Appointing a second proxy: You are entitled to appoint up to two proxies to attend the meeting and vote on a poll. If you appoint two proxies you must specify the percentage of votes or number of securities for each proxy, otherwise each proxy may exercise half of the votes. The appointment of a second proxy must be done on a separate copy of the Proxy Form. If a member appoints two proxies and the appointments do not specify the proportion or number of the member’s votes each proxy is appointed to exercise, each proxy may exercise one-half of the votes.

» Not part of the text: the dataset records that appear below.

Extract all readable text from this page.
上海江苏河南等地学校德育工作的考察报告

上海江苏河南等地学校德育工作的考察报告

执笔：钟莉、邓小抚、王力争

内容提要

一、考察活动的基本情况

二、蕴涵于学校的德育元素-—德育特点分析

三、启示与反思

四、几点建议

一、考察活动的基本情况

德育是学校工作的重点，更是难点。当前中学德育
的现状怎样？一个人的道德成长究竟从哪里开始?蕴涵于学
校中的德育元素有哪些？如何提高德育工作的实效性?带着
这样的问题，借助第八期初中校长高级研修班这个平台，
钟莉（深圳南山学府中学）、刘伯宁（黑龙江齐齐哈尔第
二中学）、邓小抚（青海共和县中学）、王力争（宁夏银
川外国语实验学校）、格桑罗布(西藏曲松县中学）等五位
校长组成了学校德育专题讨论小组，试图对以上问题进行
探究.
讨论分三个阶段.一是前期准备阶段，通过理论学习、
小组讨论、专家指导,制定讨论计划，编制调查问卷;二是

Any fractions of votes resulting from the application of these principles will be disregarded.
A duly appointed proxy need not be a securityholder of the company.
2. Items of Business
You may direct your proxy how to vote by placing a mark in one of the three boxes opposite each item of business. All your securities will be voted in accordance with your directions. If you do not mark any of the boxes on a given item, your proxy may vote as he or she chooses. If you mark more than one box on an item your vote on that item will be invalid.
3. Signing Instructions
You must sign this form as follows in the spaces provided:
Individual: Where the holding is in one name, the securityholder must sign.
Joint Holding: Where the holding is in more than one name, all of the securityholders must sign.
Power of Attorney: If you have not previously lodged the Power of Attorney with the registry, please attach a certified photocopy of the Power of Attorney to this form when you return it.
Companies: Where the company has a sole director who is also the sole company secretary, this form must be signed by that person. If the company (pursuant to section 204A of the Corporations Act 2001 ) does not have a company secretary, a sole director can also sign alone. Otherwise this form must be signed by a director jointly with either another director or a company secretary. Please sign in the appropriate place to indicate the office held. Delete titles as applicable.
Lodgement of a Proxy
This Proxy Form (and any Power of Attorney under which it is signed) must be received at the address given below no later than 48 hours before the commencement of the meeting. Any Proxy Form received after that time will not be valid for the scheduled meeting.
Documents may be lodged by posting, delivery or facsimile to Qanda Technology Ltd:-
PO Box 356 West Perth, WA 6872 Fax: (61 8) 9321 0721
Attending the Meeting
Bring this form to assist registration. If a representative of a corporate securityholder or proxy is to attend the meeting you will need to provide the appropriate "Certificate of Appointment of Corporate Representative" prior to admission. A form of the certificate may be obtained from the Company Secretary.